The company that showed biotech investors how a single drug can produce gaudy returns is out to justify how four drugs can warrant an $80 billion market cap.

In the third quarter, Amgen (NASDAQ:AMGN) earned $612 million, or $0.46 per share. The world's largest biotech company also reported product sales growth of 54% to $2.1 billion, driven by growth across all three drug franchises.

One of the primary drivers for growth was Aranesp, an anemia drug that saw sales jump 284% from last year's quarter to $324 million.
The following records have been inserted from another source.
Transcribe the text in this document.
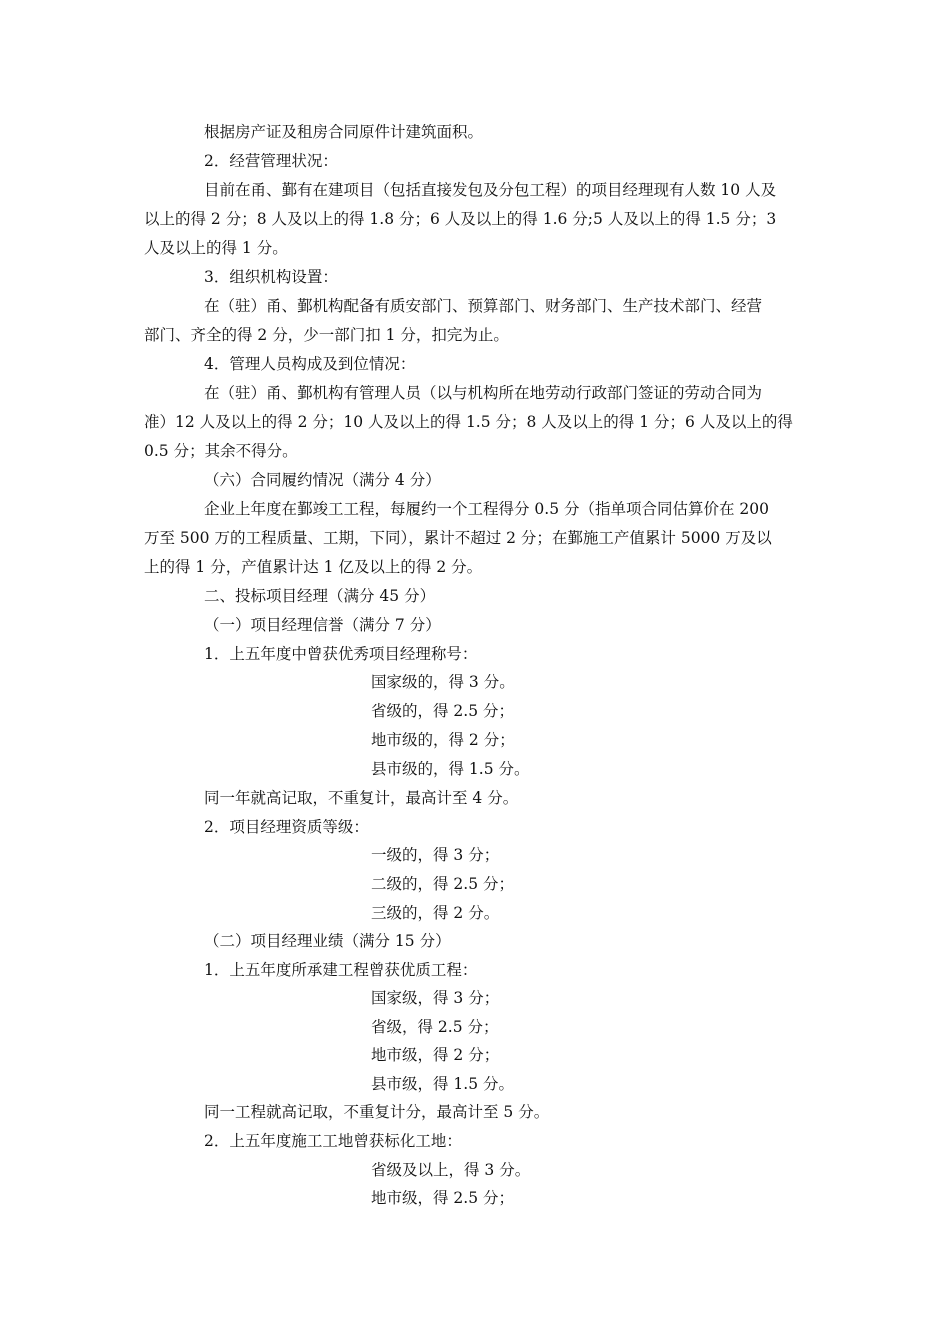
根据房产证及租房合同原件计建筑面积。
2．经营管理状况：
目前在甬、鄞有在建项目（包括直接发包及分包工程）的项目经理现有人数 10 人及
以上的得 2 分；8 人及以上的得 1.8 分；6 人及以上的得 1.6 分;5 人及以上的得 1.5 分；3
人及以上的得 1 分。
3．组织机构设置：
在（驻）甬、鄞机构配备有质安部门、预算部门、财务部门、生产技术部门、经营
部门、齐全的得 2 分，少一部门扣 1 分，扣完为止。
4．管理人员构成及到位情况：
在（驻）甬、鄞机构有管理人员（以与机构所在地劳动行政部门签证的劳动合同为
准）12 人及以上的得 2 分；10 人及以上的得 1.5 分；8 人及以上的得 1 分；6 人及以上的得
0.5 分；其余不得分。
（六）合同履约情况（满分 4 分）
企业上年度在鄞竣工工程，每履约一个工程得分 0.5 分（指单项合同估算价在 200
万至 500 万的工程质量、工期，下同），累计不超过 2 分；在鄞施工产值累计 5000 万及以
上的得 1 分，产值累计达 1 亿及以上的得 2 分。
二、投标项目经理（满分 45 分）
（一）项目经理信誉（满分 7 分）
1．上五年度中曾获优秀项目经理称号：
国家级的，得 3 分。
省级的，得 2.5 分；
地市级的，得 2 分；
县市级的，得 1.5 分。
同一年就高记取，不重复计，最高计至 4 分。
2．项目经理资质等级：
一级的，得 3 分；
二级的，得 2.5 分；
三级的，得 2 分。
（二）项目经理业绩（满分 15 分）
1．上五年度所承建工程曾获优质工程：
国家级，得 3 分；
省级，得 2.5 分；
地市级，得 2 分；
县市级，得 1.5 分。
同一工程就高记取，不重复计分，最高计至 5 分。
2．上五年度施工工地曾获标化工地：
省级及以上，得 3 分。
地市级，得 2.5 分；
Its predecessor, Epogen, gained 12% to $626 million in the quarter.

Combined sales of Neulasta and its predecessor Neupogen, which help prevent chemotherapy-related infections, grew 39% to $657 million. Sales of Enbrel, the rheumatoid arthritis drug Amgen gained in its acquisition of Immunex, more than doubled to $342 million.

At a little over 30x this year's earnings, Amgen now looks reasonably priced, if it didn't just a few years ago. The gaudy sales growth has generated in excess of $2 billion in annual free cash flow, which the company has used to repurchase shares. Through the first three quarters this year, the company has repurchased 20 million shares for $1.2 billion, or about $60 a share.

So it would appear that Amgen's production might actually justify the promise priced into the shares of younger biotechs we've covered in the past, such as Millennium Pharmaceuticals (NASDAQ:MLNM), Human Genome Sciences (NASDAQ:HGSI), Vertex Pharmaceuticals (NASDAQ:VRTX), and Medarex (NASDAQ:MEDX). Even Genentech (NYSE:DNA) seems to have promise priced into it.

Going forward, Amgen raised full-year, combined Epogen/Aranesp sales guidance from between $3.7 and $3.9 billion to between $3.8 and $4.0 billion. In addition, it narrowed total product sales guidance to between $7.6 and $7.9 billion from a wider range of $7.5 to $8.0 billion.

Following yesterday's announcement, shares of Amgen are down 5% to $60.41 in early afternoon trading.